Övür, "O toplantıda onca önemli şey konuşuldu ama toplantıya
damgasını vuran, FETÖ'den tutuklu, eski MİT mensubu ve CIA
bağlantılı Alman vatandaşı Enver Altaylı'ya dair soru oldu. Bir de
Can Dündar..." dedikten sonra kritik sorular sordu.
İşte o satırlar:
"Başkan Erdoğan'ın, Almanya gezisinin etkilerini bir süre sonra
daha net göreceğiz. Ekonomiden savunma sanayisine, kültürel alandan
bölgesel işbirliğine iki ülke arasında yepyeni bir pencere
açılıyor. Bu yeni pencerenin Türkiye'yi terörle tehdit eden FETÖ ve
PKK gibi bazı karanlık noktaları da var.
Almanya'nın bu iki terör yapısıyla ilişkisi ise hayli gerilere,
Soğuk Savaş döneminde NATO içinde kurulan derin yapı, Gladyo'ya
kadar uzanıyor. Bu yüzden de Alman devleti nezdinde, medyada hatta
adı sivil toplum örgütü olan bazı kurumlarda bu iki terör örgütünün
ciddi karşılıkları var.
Türkiye'de darbe yapmaları, terörle toplumu sindirmeleri
umurlarında bile değil. Bunu en net biçimde Başkan Erdoğan'la
Almanya Başbakanı Angela Merkel'in ortak basın toplantısında
gördük. O toplantıda onca önemli şey konuşuldu ama toplantıya
damgasını vuran, FETÖ'den tutuklu, eski MİT mensubu ve CIA
bağlantılı Alman vatandaşı Enver Altaylı'ya dair soru oldu. Bir de
Can Dündar...
Altaylı'nın geçmiş karanlık ilişkilerini, FETÖ'ye mektubunu
tutuklandıktan sonra ilk kez bu köşede yazdım. (https://www.

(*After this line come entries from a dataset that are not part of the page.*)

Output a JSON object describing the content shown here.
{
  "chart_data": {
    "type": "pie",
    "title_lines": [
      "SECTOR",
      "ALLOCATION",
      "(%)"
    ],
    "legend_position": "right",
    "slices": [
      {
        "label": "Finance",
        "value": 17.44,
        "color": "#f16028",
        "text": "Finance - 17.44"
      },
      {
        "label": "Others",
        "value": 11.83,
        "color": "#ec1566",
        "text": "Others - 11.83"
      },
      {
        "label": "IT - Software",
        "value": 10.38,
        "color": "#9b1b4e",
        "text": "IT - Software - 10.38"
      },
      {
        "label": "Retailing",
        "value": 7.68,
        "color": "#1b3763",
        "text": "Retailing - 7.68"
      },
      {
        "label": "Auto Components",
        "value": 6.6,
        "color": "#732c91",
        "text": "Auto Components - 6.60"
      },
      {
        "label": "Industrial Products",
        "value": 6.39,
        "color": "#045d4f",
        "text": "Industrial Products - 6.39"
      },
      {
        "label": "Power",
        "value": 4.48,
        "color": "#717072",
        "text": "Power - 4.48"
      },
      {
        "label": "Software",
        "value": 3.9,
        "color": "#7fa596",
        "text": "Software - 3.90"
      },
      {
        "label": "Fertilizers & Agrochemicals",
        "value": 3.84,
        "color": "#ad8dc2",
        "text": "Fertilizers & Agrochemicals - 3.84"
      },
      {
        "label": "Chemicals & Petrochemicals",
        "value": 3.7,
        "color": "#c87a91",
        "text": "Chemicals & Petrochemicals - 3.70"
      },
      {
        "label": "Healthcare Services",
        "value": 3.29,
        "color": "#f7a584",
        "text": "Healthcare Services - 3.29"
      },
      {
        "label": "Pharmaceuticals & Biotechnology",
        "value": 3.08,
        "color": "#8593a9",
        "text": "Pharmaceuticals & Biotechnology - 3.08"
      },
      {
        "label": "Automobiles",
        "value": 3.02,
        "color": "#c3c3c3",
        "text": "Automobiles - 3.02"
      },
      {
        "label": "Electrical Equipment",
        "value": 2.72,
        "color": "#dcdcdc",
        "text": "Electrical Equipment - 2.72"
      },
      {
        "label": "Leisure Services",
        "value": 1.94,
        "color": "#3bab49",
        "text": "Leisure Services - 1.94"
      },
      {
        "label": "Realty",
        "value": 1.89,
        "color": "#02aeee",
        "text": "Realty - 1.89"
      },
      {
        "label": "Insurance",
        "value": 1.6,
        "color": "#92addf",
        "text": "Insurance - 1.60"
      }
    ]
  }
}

sabah.com.tr/yazarlar/ovur/2017/08/26/
cia-mit-ve-feto-ucgeninde-kilit-isim)...
(https://www.sabah.com.tr/yazarlar/
ovur/2017/11/23/altaylinin-fetoya-mektubu)
Kısaca karşımızda, MİT'ten CIA'ya Alman gizli servisi BND'den
FETÖ'ye uzanan derin ilişkilerin derin adamı vardı. İşte bir Alman
gazeteci Başkan Erdoğan'a yargı süreci devam eden bu "masum" adamın
tahliyesini isteyen bir soru sordu: "Enver Altaylı Türkiye'de de
tanınan bir insan; 14 aydır iddianame olmadan tutuklu. Siz de
dindar bir insansınız. Merhamet duygusundan hareket ederek, böyle
bir insanın tahliye olması makul olmaz mı?"
Başkan Erdoğan soruya soruyla cevap verdi: "Acaba ben sorsam 'Enver
Altaylı'yı tanır mısınız' diye... 'Geçmişinde bu kişinin neler
olduğunu bilir misiniz' diye. 'Türkiye'nin istihbarat sistemi
içinde de dolaylı olarak yer aldığını bilir misiniz?' diye sorsam.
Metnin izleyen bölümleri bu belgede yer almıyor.